Jornal A Razão de 10 de Março de 1938
Jornal A Razão
Trata-se de mais um dos paradoxos da modernidade. A elite que pertence ao local não deseja representá-lo como arcaico, prosaico, ou obsoleto. A modernidade adquire tanto um sentido denotativo, de expressão material das ruas e prédios da cidade, do novo suplantando o velho, como uma acepção conotativa, onde a população sintetiza valores “eurocêntricos”, desejando adquirir costumes e culturas de outro padrão societal. O moderno era almejado como um horizonte a ser seguido, ao qual toda a população citadina deveria se adaptar sem nenhuma denegação. Portanto, além de uma pavimentação nova e esteticamente bonita, a capital precisaria ter um sistema de transporte urbano novo e eficiente. A “mobilidade urbana”, para usarmos uma expressão hodierna, foi um dos problemas da modernização de Fortaleza, protagonizando lutas titânicas entre a prefeitura e a Light¹, empresa que exercia o monopólio do transporte na época. Uma dessas lutas ocorreu devido à reforma da Praça do Ferreira, e a prefeitura, no caso, criou um decreto para retirar os trilhos da Ligth, pois estaria atrapalhando a tal reforma e, segundo o prefeito, também estava causando congestionamento no local.

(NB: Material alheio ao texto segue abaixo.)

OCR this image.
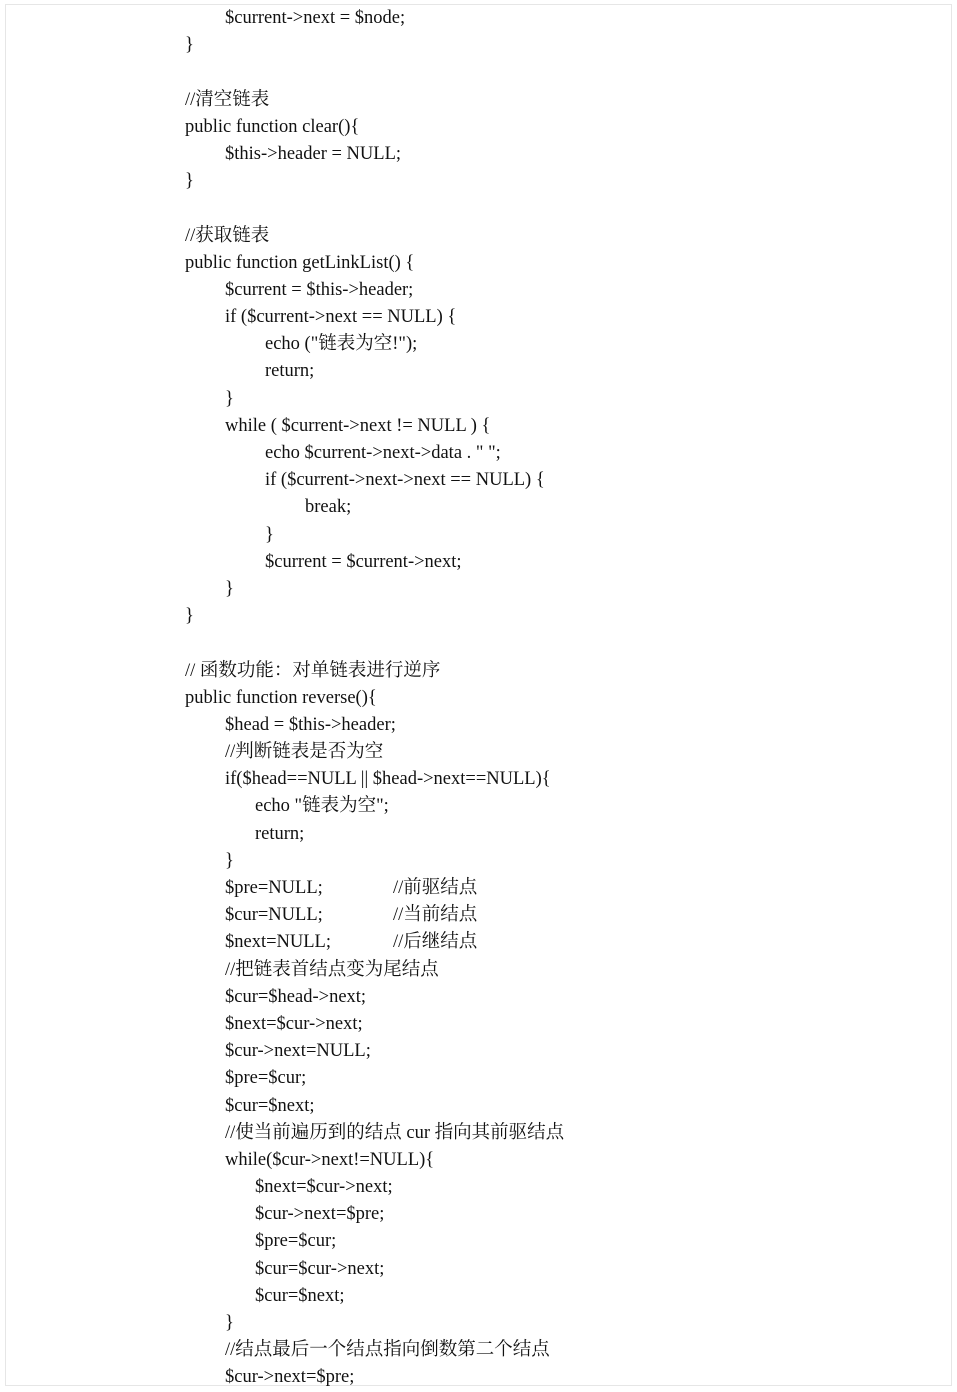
$current->next = $node;
}
//清空链表
public function clear(){
$this->header = NULL;
}
//获取链表
public function getLinkList() {
$current = $this->header;
if ($current->next == NULL) {
echo ("链表为空!");
return;
}
while ( $current->next != NULL ) {
echo $current->next->data . " ";
if ($current->next->next == NULL) {
break;
}
$current = $current->next;
}
}
// 函数功能：对单链表进行逆序
public function reverse(){
$head = $this->header;
//判断链表是否为空
if($head==NULL || $head->next==NULL){
echo "链表为空";
return;
}
$pre=NULL;	//前驱结点
$cur=NULL;	//当前结点
$next=NULL;	//后继结点
//把链表首结点变为尾结点
$cur=$head->next;
$next=$cur->next;
$cur->next=NULL;
$pre=$cur;
$cur=$next;
//使当前遍历到的结点 cur 指向其前驱结点
while($cur->next!=NULL){
$next=$cur->next;
$cur->next=$pre;
$pre=$cur;
$cur=$cur->next;
$cur=$next;
}
//结点最后一个结点指向倒数第二个结点
$cur->next=$pre;
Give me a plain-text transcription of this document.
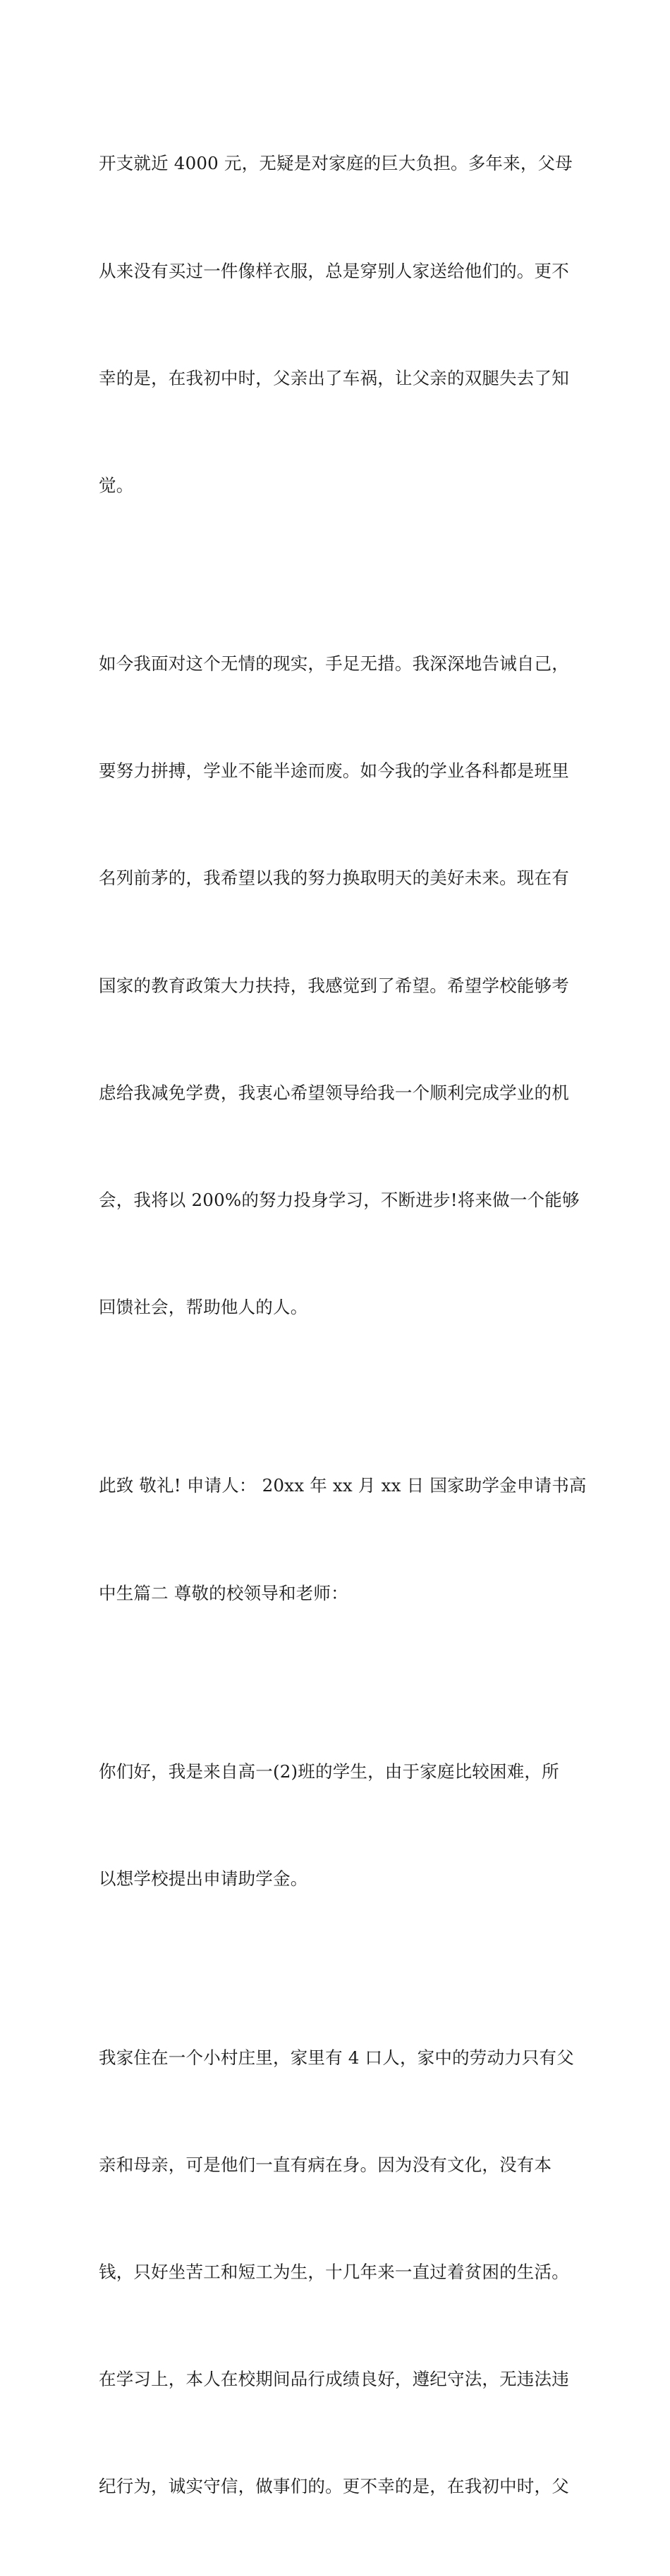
开支就近 4000 元，无疑是对家庭的巨大负担。多年来，父母

从来没有买过一件像样衣服，总是穿别人家送给他们的。更不

幸的是，在我初中时，父亲出了车祸，让父亲的双腿失去了知

觉。

如今我面对这个无情的现实，手足无措。我深深地告诫自己，

要努力拼搏，学业不能半途而废。如今我的学业各科都是班里

名列前茅的，我希望以我的努力换取明天的美好未来。现在有

国家的教育政策大力扶持，我感觉到了希望。希望学校能够考

虑给我减免学费，我衷心希望领导给我一个顺利完成学业的机

会，我将以 200%的努力投身学习，不断进步!将来做一个能够

回馈社会，帮助他人的人。

此致 敬礼! 申请人： 20xx 年 xx 月 xx 日 国家助学金申请书高

中生篇二 尊敬的校领导和老师：

你们好，我是来自高一(2)班的学生，由于家庭比较困难，所

以想学校提出申请助学金。

我家住在一个小村庄里，家里有 4 口人，家中的劳动力只有父

亲和母亲，可是他们一直有病在身。因为没有文化，没有本

钱，只好坐苦工和短工为生，十几年来一直过着贫困的生活。

在学习上，本人在校期间品行成绩良好，遵纪守法，无违法违

纪行为，诚实守信，做事们的。更不幸的是，在我初中时，父
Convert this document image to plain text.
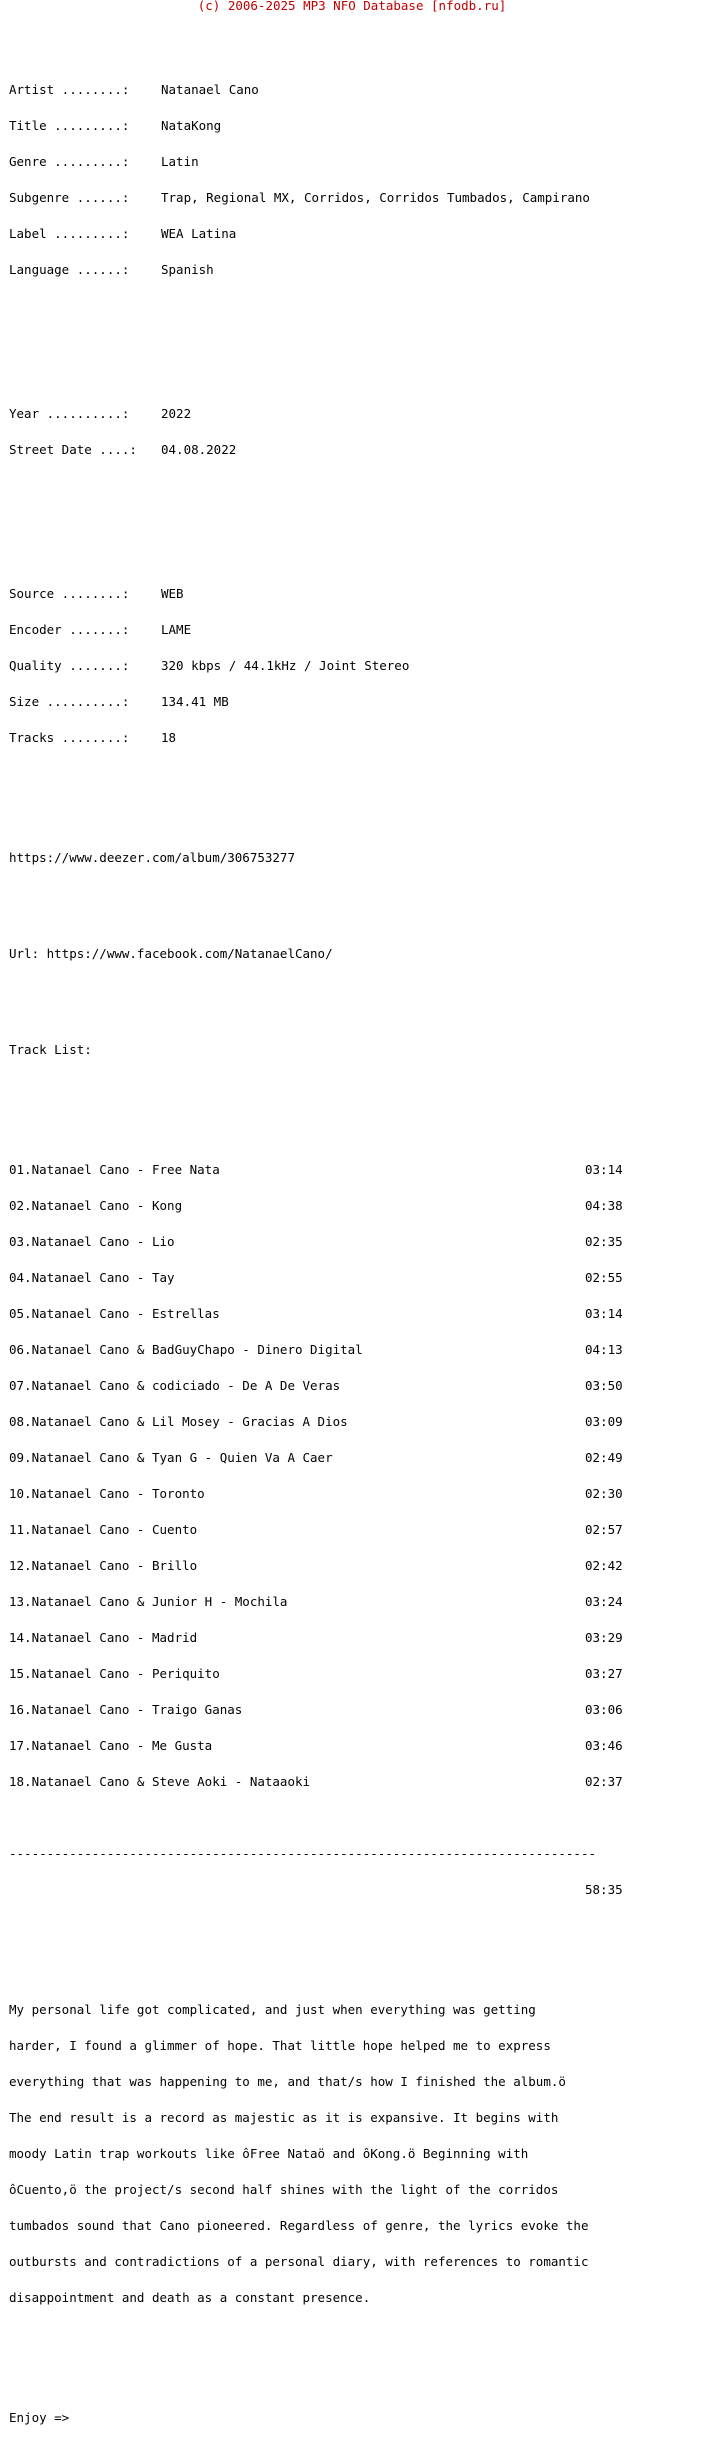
(c) 2006-2025 MP3 NFO Database [nfodb.ru]

Artist ........:	Natanael Cano

Title .........:	NataKong

Genre .........:	Latin

Subgenre ......:	Trap, Regional MX, Corridos, Corridos Tumbados, Campirano

Label .........:	WEA Latina

Language ......:	Spanish

Year ..........:	2022

Street Date ....: 04.08.2022

Source ........:	WEB

Encoder .......:	LAME

Quality .......:	320 kbps / 44.1kHz / Joint Stereo

Size ..........:	134.41 MB

Tracks ........:	18

https://www.deezer.com/album/306753277

Url: https://www.facebook.com/NatanaelCano/

Track List:

01.Natanael Cano - Free Nata	03:14

02.Natanael Cano - Kong	04:38

03.Natanael Cano - Lio	02:35

04.Natanael Cano - Tay	02:55

05.Natanael Cano - Estrellas	03:14

06.Natanael Cano & BadGuyChapo - Dinero Digital	04:13

07.Natanael Cano & codiciado - De A De Veras	03:50

08.Natanael Cano & Lil Mosey - Gracias A Dios	03:09

09.Natanael Cano & Tyan G - Quien Va A Caer	02:49

10.Natanael Cano - Toronto	02:30

11.Natanael Cano - Cuento	02:57

12.Natanael Cano - Brillo	02:42

13.Natanael Cano & Junior H - Mochila	03:24

14.Natanael Cano - Madrid	03:29

15.Natanael Cano - Periquito	03:27

16.Natanael Cano - Traigo Ganas	03:06

17.Natanael Cano - Me Gusta	03:46

18.Natanael Cano & Steve Aoki - Nataaoki	02:37

------------------------------------------------------------------------------

58:35

My personal life got complicated, and just when everything was getting

harder, I found a glimmer of hope. That little hope helped me to express

everything that was happening to me, and that∕s how I finished the album.ö

The end result is a record as majestic as it is expansive. It begins with

moody Latin trap workouts like ôFree Nataö and ôKong.ö Beginning with

ôCuento,ö the project∕s second half shines with the light of the corridos

tumbados sound that Cano pioneered. Regardless of genre, the lyrics evoke the

outbursts and contradictions of a personal diary, with references to romantic

disappointment and death as a constant presence.

Enjoy =>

Rua Major Facundo no final da década de 30.

Jornal A Razão de 1931
Isto é o cúmulo. E falta de senso político. O chefe do executivo municipal deve convir que os trilhos da Light não podem ser removidos de um momento para o outro, e ao sabor de um desejo pessoal, da Praça do Ferreira para outro qualquer ponto da cidade. Quanto a rescisão do contrato, é pilheria que não vale a pena nem falar. Nós não temos alcance para capital de tão arrojada empresa. Salvo se desejamos voltar aos antigos bondes de burro.... (A RUA, 29/08/1933 p. 03).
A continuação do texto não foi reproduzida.